N° de minute : 2024/4

COUR D'APPEL DE NOUMÉA

Arrêt du 12 février 2024

Chambre sociale

N° RG 22/00060 - N° Portalis DBWF-V-B7G-THP

Décision déférée à la cour : Jugement rendu le 22 juillet 2022 par le tribunal du travail de NOUMEA (RG n° 20/150)

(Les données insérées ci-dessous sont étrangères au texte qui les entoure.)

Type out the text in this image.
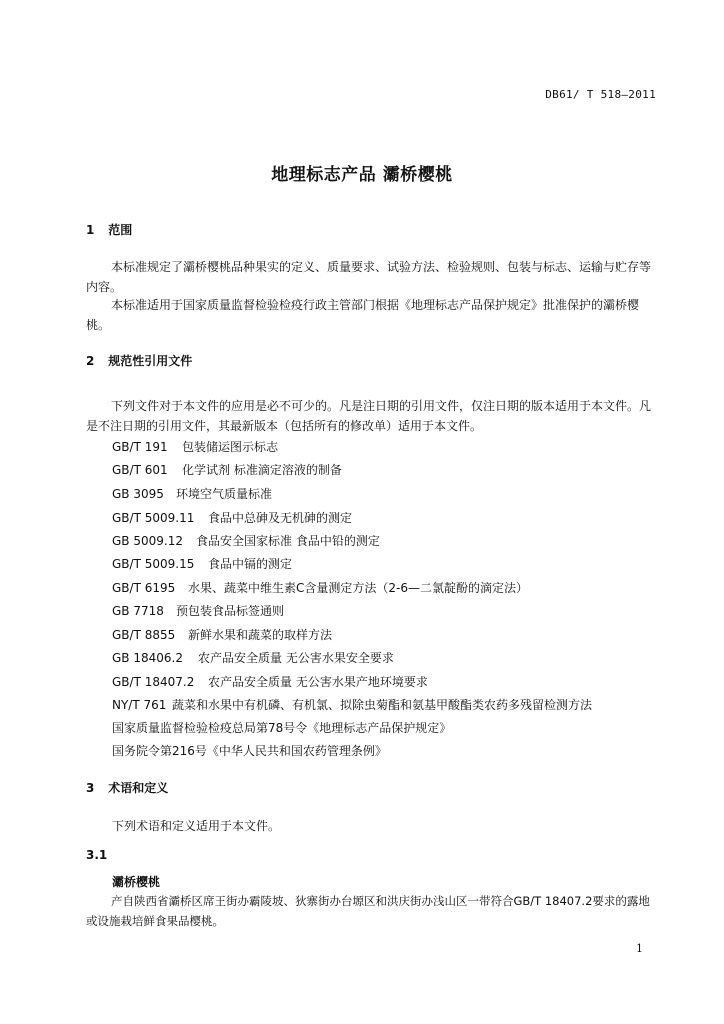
DB61/ T 518—2011
地理标志产品 灞桥樱桃
1 范围
本标准规定了灞桥樱桃品种果实的定义、质量要求、试验方法、检验规则、包装与标志、运输与贮存等内容。
本标准适用于国家质量监督检验检疫行政主管部门根据《地理标志产品保护规定》批准保护的灞桥樱桃。
2 规范性引用文件
下列文件对于本文件的应用是必不可少的。凡是注日期的引用文件，仅注日期的版本适用于本文件。凡是不注日期的引用文件，其最新版本（包括所有的修改单）适用于本文件。
GB/T 191 包装储运图示标志
GB/T 601 化学试剂 标准滴定溶液的制备
GB 3095 环境空气质量标准
GB/T 5009.11 食品中总砷及无机砷的测定
GB 5009.12 食品安全国家标准 食品中铅的测定
GB/T 5009.15 食品中镉的测定
GB/T 6195 水果、蔬菜中维生素C含量测定方法（2-6—二氯靛酚的滴定法）
GB 7718 预包装食品标签通则
GB/T 8855 新鲜水果和蔬菜的取样方法
GB 18406.2 农产品安全质量 无公害水果安全要求
GB/T 18407.2 农产品安全质量 无公害水果产地环境要求
NY/T 761 蔬菜和水果中有机磷、有机氯、拟除虫菊酯和氨基甲酸酯类农药多残留检测方法
国家质量监督检验检疫总局第78号令《地理标志产品保护规定》
国务院令第216号《中华人民共和国农药管理条例》
3 术语和定义
下列术语和定义适用于本文件。
3.1
灞桥樱桃
产自陕西省灞桥区席王街办霸陵坡、狄寨街办台塬区和洪庆街办浅山区一带符合GB/T 18407.2要求的露地或设施栽培鲜食果品樱桃。
1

Saisine de la cour : 9 août 2022

APPELANT

S.A.S. GAZPAC CALEDONIE, représentée par son directeur en exercice

Siège social : [Adresse 2]

Représentée par Me Philippe REUTER, membre de la SELARL D'AVOCATS REUTER-DE RAISSAC-PATET, avocat au barreau de NOUMEA

INTIMÉ

M. [H] [C]

né le 11 octobre 1975 à [Localité 4]

demeurant [Adresse 1]

Représenté par Me Virginie BOITEAU, membre de la SELARL VIRGINIE BOITEAU, avocat au barreau de NOUMEA, substituée par Me MORESCO, avocat au même barreau

COMPOSITION DE LA COUR :

L'affaire a été débattue le 9 novembre 2023, en audience publique, devant la cour composée de :

M. Philippe ALLARD, Président de chambre, président,

M. Thibaud SOUBEYRAN, Conseiller,

Mme Béatrice VERNHET-HEINRICH, Conseillère,

qui en ont délibéré, sur le rapport de Mme Béatrice VERNHET-HEINRICH.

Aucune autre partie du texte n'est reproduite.